Man Says Bieber's Brainwaves Told Him To Check Out Boys At High School Swim Meet
By Samantha Abernethy in News on Jan 14, 2013 5:40PM
Lawrence Adamczyk / Riverside Police Department
Riverside Police were called to the Riverside Brookfield High School on Saturday after security staff confronted Lawrence E. Adamczyk, 49, in an off-limits hallway during a boys swim meet. Police approached Adamczyk in the bleachers and asked for identification. At first he claimed he had kids in the competition, but he refused to tell him the names of the children and his driver's license showed he was not from the area.
Police escorted him from the area, and that's when things get really weird. Adamczyk told police that he had taken the train from Chicago to Riverside to go to the Brookfield Zoo, where he said he planned to "look for young boys to have sex with." As he passed the high school, Bieber's brainwaves sent him to the school instead.
The Riverside Police Department writes:
While in police custody, Mr. Adamczyk stated that he intended on looking for a boy who would have perform a sex act with him. He went on went to say that he had, in fact, had been masturbating while watching the boys swimming event before police arrived. Mr. Adamczyk made several other intensely sexual statements involving young boys to Riverside Police investigators that are simply too graphic to include in a public statement.

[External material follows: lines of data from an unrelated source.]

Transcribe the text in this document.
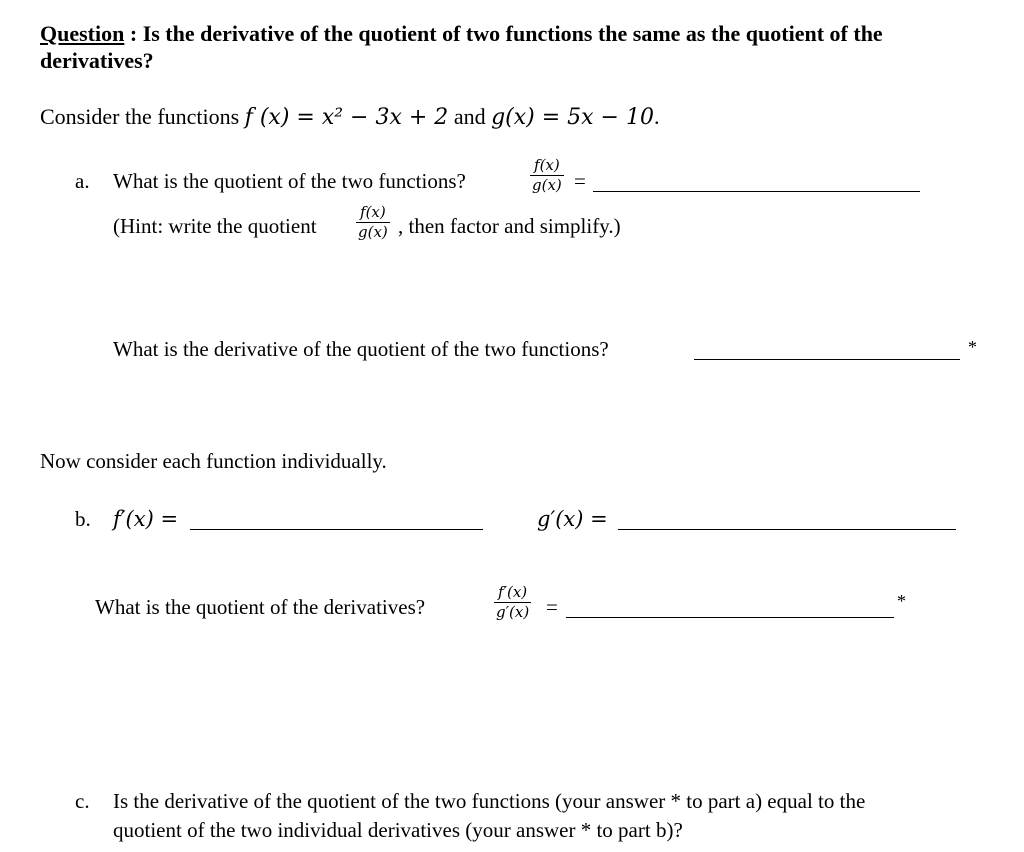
Question : Is the derivative of the quotient of two functions the same as the quotient of the
derivatives?
Consider the functions f (x) = x² − 3x + 2 and g(x) = 5x − 10.
a. What is the quotient of the two functions?	$\frac{f(x)}{g(x)}$ =
(Hint: write the quotient	$\frac{f(x)}{g(x)}$ , then factor and simplify.)
What is the derivative of the quotient of the two functions?	*
Now consider each function individually.
b. f′(x) =	g′(x) =
What is the quotient of the derivatives?	$\frac{f'(x)}{g'(x)}$ =	*
c. Is the derivative of the quotient of the two functions (your answer * to part a) equal to the
quotient of the two individual derivatives (your answer * to part b)?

No contact was made with any student and the suspect was not armed.
Adamczyk has been charged with one count of criminal trespass and one count of disorderly conduct, and police say they will request he be held without bond.
"Mr. Adamczyk has several prior arrests including an indication on his current parole status that he had prior sex offenses," Riverside Police Chief Thomas Weitzel stated. Adamczyk was on electronic monitoring and on parole for committing "a sex act at a fitness center" in St. Charles, Ill., in 2011. He was arrested for similar crimes at a high school in Rockford in 2009 and at Northern Illinois University in 2005.
“I cannot understand how this individual was not required to register as a sex offender," Weitzel said.